Using only static images is not accurate enough for driver drowsiness detection; this is an action recognition task instead of an image recognition task. For instance, people are opening their mouths when both yawning and speaking. There is no difference in static images, while optical flow can reflect the difference. When the mouth and left eye are used as the inputs of the network, dynamic information between the continuous frames is not used. Better results can be obtained using a two-stream neural network that contains dynamic information in optical flow.
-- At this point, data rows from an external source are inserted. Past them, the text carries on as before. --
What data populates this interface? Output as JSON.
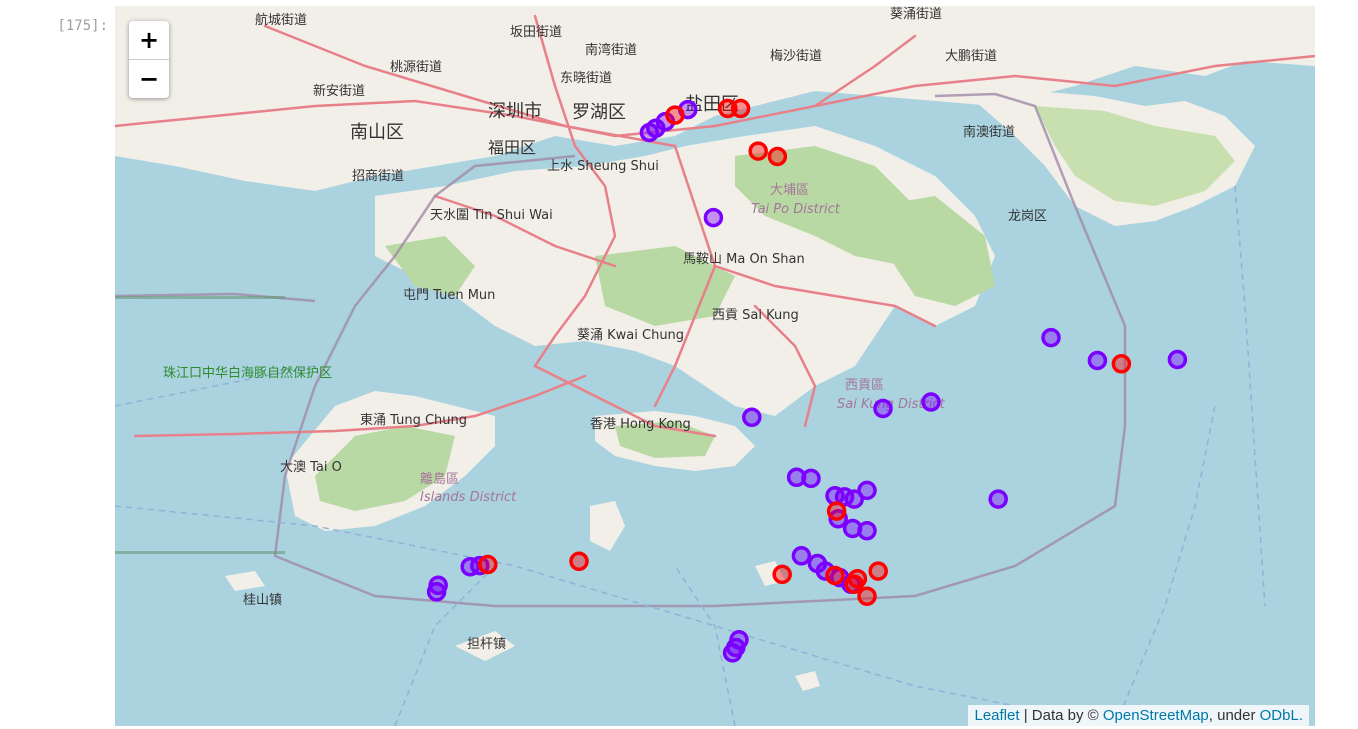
{
  "cell": {
    "prompt": "[175]:"
  },
  "zoom": {
    "in_label": "+",
    "out_label": "−"
  },
  "attribution": {
    "leaflet": "Leaflet",
    "sep": " | Data by © ",
    "osm": "OpenStreetMap",
    "under": ", under ",
    "odbl": "ODbL."
  },
  "colors": {
    "water": "#aad3df",
    "land": "#f2efe9",
    "green": "#b9d9a4",
    "boundary": "#a08aa6",
    "purple_marker": "#7a00ff",
    "red_marker": "#ff0000",
    "road": "#e8808a"
  },
  "labels": [
    {
      "text": "航城街道"
    },
    {
      "text": "坂田街道"
    },
    {
      "text": "葵涌街道"
    },
    {
      "text": "南湾街道"
    },
    {
      "text": "梅沙街道"
    },
    {
      "text": "大鹏街道"
    },
    {
      "text": "桃源街道"
    },
    {
      "text": "东晓街道"
    },
    {
      "text": "新安街道"
    },
    {
      "text": "深圳市"
    },
    {
      "text": "罗湖区"
    },
    {
      "text": "盐田区"
    },
    {
      "text": "南山区"
    },
    {
      "text": "福田区"
    },
    {
      "text": "南澳街道"
    },
    {
      "text": "上水 Sheung Shui"
    },
    {
      "text": "招商街道"
    },
    {
      "text": "大埔區"
    },
    {
      "text": "Tai Po District"
    },
    {
      "text": "龙岗区"
    },
    {
      "text": "天水圍 Tin Shui Wai"
    },
    {
      "text": "馬鞍山 Ma On Shan"
    },
    {
      "text": "屯門 Tuen Mun"
    },
    {
      "text": "西貢 Sai Kung"
    },
    {
      "text": "葵涌 Kwai Chung"
    },
    {
      "text": "珠江口中华白海豚自然保护区"
    },
    {
      "text": "西貢區"
    },
    {
      "text": "Sai Kung District"
    },
    {
      "text": "東涌 Tung Chung"
    },
    {
      "text": "香港 Hong Kong"
    },
    {
      "text": "大澳 Tai O"
    },
    {
      "text": "離島區"
    },
    {
      "text": "Islands District"
    },
    {
      "text": "桂山镇"
    },
    {
      "text": "担杆镇"
    }
  ],
  "markers": {
    "purple": [
      {
        "lat": 22.534,
        "lon": 114.064
      },
      {
        "lat": 22.528,
        "lon": 114.058
      },
      {
        "lat": 22.524,
        "lon": 114.054
      },
      {
        "lat": 22.545,
        "lon": 114.078
      },
      {
        "lat": 22.446,
        "lon": 114.094
      },
      {
        "lat": 22.336,
        "lon": 114.305
      },
      {
        "lat": 22.315,
        "lon": 114.334
      },
      {
        "lat": 22.316,
        "lon": 114.384
      },
      {
        "lat": 22.277,
        "lon": 114.23
      },
      {
        "lat": 22.271,
        "lon": 114.2
      },
      {
        "lat": 22.263,
        "lon": 114.118
      },
      {
        "lat": 22.208,
        "lon": 114.146
      },
      {
        "lat": 22.207,
        "lon": 114.155
      },
      {
        "lat": 22.196,
        "lon": 114.19
      },
      {
        "lat": 22.191,
        "lon": 114.17
      },
      {
        "lat": 22.19,
        "lon": 114.176
      },
      {
        "lat": 22.188,
        "lon": 114.182
      },
      {
        "lat": 22.17,
        "lon": 114.172
      },
      {
        "lat": 22.161,
        "lon": 114.181
      },
      {
        "lat": 22.159,
        "lon": 114.19
      },
      {
        "lat": 22.136,
        "lon": 114.149
      },
      {
        "lat": 22.129,
        "lon": 114.159
      },
      {
        "lat": 22.122,
        "lon": 114.164
      },
      {
        "lat": 22.116,
        "lon": 114.173
      },
      {
        "lat": 22.11,
        "lon": 114.18
      },
      {
        "lat": 22.188,
        "lon": 114.272
      },
      {
        "lat": 22.127,
        "lon": 113.948
      },
      {
        "lat": 22.126,
        "lon": 113.942
      },
      {
        "lat": 22.109,
        "lon": 113.922
      },
      {
        "lat": 22.103,
        "lon": 113.921
      },
      {
        "lat": 22.059,
        "lon": 114.11
      },
      {
        "lat": 22.052,
        "lon": 114.108
      },
      {
        "lat": 22.047,
        "lon": 114.106
      }
    ],
    "red": [
      {
        "lat": 22.54,
        "lon": 114.07
      },
      {
        "lat": 22.546,
        "lon": 114.103
      },
      {
        "lat": 22.546,
        "lon": 114.111
      },
      {
        "lat": 22.507,
        "lon": 114.122
      },
      {
        "lat": 22.502,
        "lon": 114.134
      },
      {
        "lat": 22.312,
        "lon": 114.349
      },
      {
        "lat": 22.128,
        "lon": 113.953
      },
      {
        "lat": 22.131,
        "lon": 114.01
      },
      {
        "lat": 22.119,
        "lon": 114.137
      },
      {
        "lat": 22.118,
        "lon": 114.17
      },
      {
        "lat": 22.115,
        "lon": 114.184
      },
      {
        "lat": 22.122,
        "lon": 114.197
      },
      {
        "lat": 22.11,
        "lon": 114.182
      },
      {
        "lat": 22.099,
        "lon": 114.19
      },
      {
        "lat": 22.177,
        "lon": 114.171
      }
    ]
  }
}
Poor image quality caused by non-uniform gray-level distribution can have negative effects on calculation results, for example, images taken in too bright or too dark environments. In experiments, input images are subjected to gamma correction to effectively improve the accuracy, which reduces the calculation errors caused by insufficient image contrast. It brings a 2% improvement in classification accuracy in night environments.
It was shown in
Table 2 and
Table 3 that the normal state had the worst classification accuracy among all states, and most misclassified normal images were labeled into drowsiness and talking. We further checked the dataset and found that: (1) images for the whole duration of talking were labeled as talking, as shown in
Figure 10, including images that looked like the normal state; (2) some drowsiness images looked like the normal state, except minor differences in eye sleepiness, as shown in
Figure 11. These increase the difficulty of model classification.